Right, I think my code is able to generalize this a bit further. It might be nice for researchers using MERAs, since it should be less work to implement variations on the MERA format implemented in quimb.

  • A generic method to compute all exact environments at once and do ALS optimization might be interesting (my hunch is this likely worse than global autodiff optimisation but it might have lower memory requirements).

I haven't played much with global autodiff since it seems that for larger networks this is prohibitively expensive, and in many problems ALS has good performance.

jcmgray commented 3 years ago

Forcing all the tensors to be isometries makes computing environments much faster. The environment only depends on the causal cone of the tensor, which tends to grow in size as a constant times the depth in the network. Furthermore truncation becomes simpler, since optimal rank-r truncation of a tensor T is simply given by U[:,:r]V[:r,:] if USV is the SVD of the environment of T. For hierarchical networks there is a straightforward leaf-to-root sweeping that requires us to just compute all the environments once to do truncation.

I was thinking more that, for any TTN, you can shift the orthogonality center around, just like TT/MPS, so that the environment is always exactly the identity and truncation is optimal, even without any isometric constraints - I can imagine with isometric constraints its even more efficient though.

Right, I think my code is able to generalize this a bit further. It might be nice for researchers using MERAs, since it should be less work to implement variations on the MERA format implemented in quimb.

Absolutely.

Well a contribution would be welcome! Let me know if you need any pointers or clarifications, or feel free to open a 'work in progress' style PR and I can try and give some early feedback. I'm currently just in the process of finalising a docs page describing in detail the internal design of quimb, which might be useful so I'll drop a link to it here once pushed.

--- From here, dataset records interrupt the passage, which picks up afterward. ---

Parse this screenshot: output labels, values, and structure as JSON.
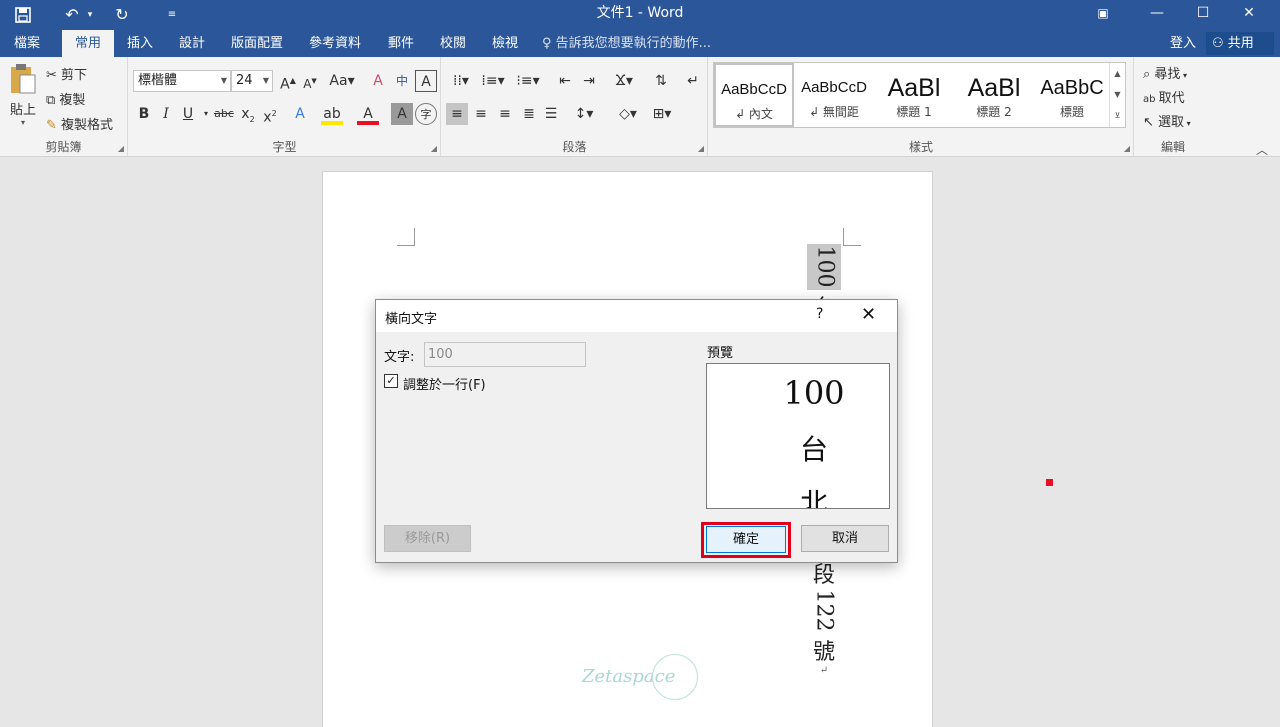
{
  "window": {
    "title": "文件1 - Word",
    "qat": {
      "save_icon": "save-icon",
      "undo_icon": "undo-icon",
      "redo_icon": "redo-icon",
      "customize_icon": "customize-icon"
    }
  },
  "tabs": [
    "檔案",
    "常用",
    "插入",
    "設計",
    "版面配置",
    "參考資料",
    "郵件",
    "校閱",
    "檢視"
  ],
  "active_tab": "常用",
  "tell_me": "告訴我您想要執行的動作...",
  "sign_in": "登入",
  "share": "共用",
  "clipboard": {
    "paste": "貼上",
    "cut": "剪下",
    "copy": "複製",
    "format_painter": "複製格式",
    "label": "剪貼簿"
  },
  "font": {
    "family": "標楷體",
    "size": "24",
    "label": "字型"
  },
  "paragraph": {
    "label": "段落"
  },
  "styles": {
    "items": [
      {
        "preview": "AaBbCcD",
        "name": "↲ 內文"
      },
      {
        "preview": "AaBbCcD",
        "name": "↲ 無間距"
      },
      {
        "preview": "AaBl",
        "name": "標題 1"
      },
      {
        "preview": "AaBl",
        "name": "標題 2"
      },
      {
        "preview": "AaBbC",
        "name": "標題"
      }
    ],
    "label": "樣式"
  },
  "editing": {
    "find": "尋找",
    "replace": "取代",
    "select": "選取",
    "label": "編輯"
  },
  "document": {
    "top_number": "100",
    "top_char": "台",
    "low_chars": [
      "段"
    ],
    "low_number": "122",
    "low_tail": "號",
    "watermark": "Zetaspace"
  },
  "dialog": {
    "title": "橫向文字",
    "help": "?",
    "text_label": "文字:",
    "text_value": "100",
    "fit_label": "調整於一行(F)",
    "fit_checked": "✓",
    "preview_label": "預覽",
    "preview_lines": [
      "100",
      "台",
      "北"
    ],
    "remove": "移除(R)",
    "ok": "確定",
    "cancel": "取消"
  }
}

jcmgray commented 3 years ago

Here are those docs -

https://quimb.readthedocs.io/en/latest/tensor-design.html

RikVoorhaar commented 3 years ago

I would still love to work on this, but I don't think I can find the time for it any time soon. I suggest to close this issue, and if I start working on this project again we can reopen (or if someone else would like to do something along these lines).

jcmgray commented 3 years ago

Sure thing, I am happy to keep it open for visibility.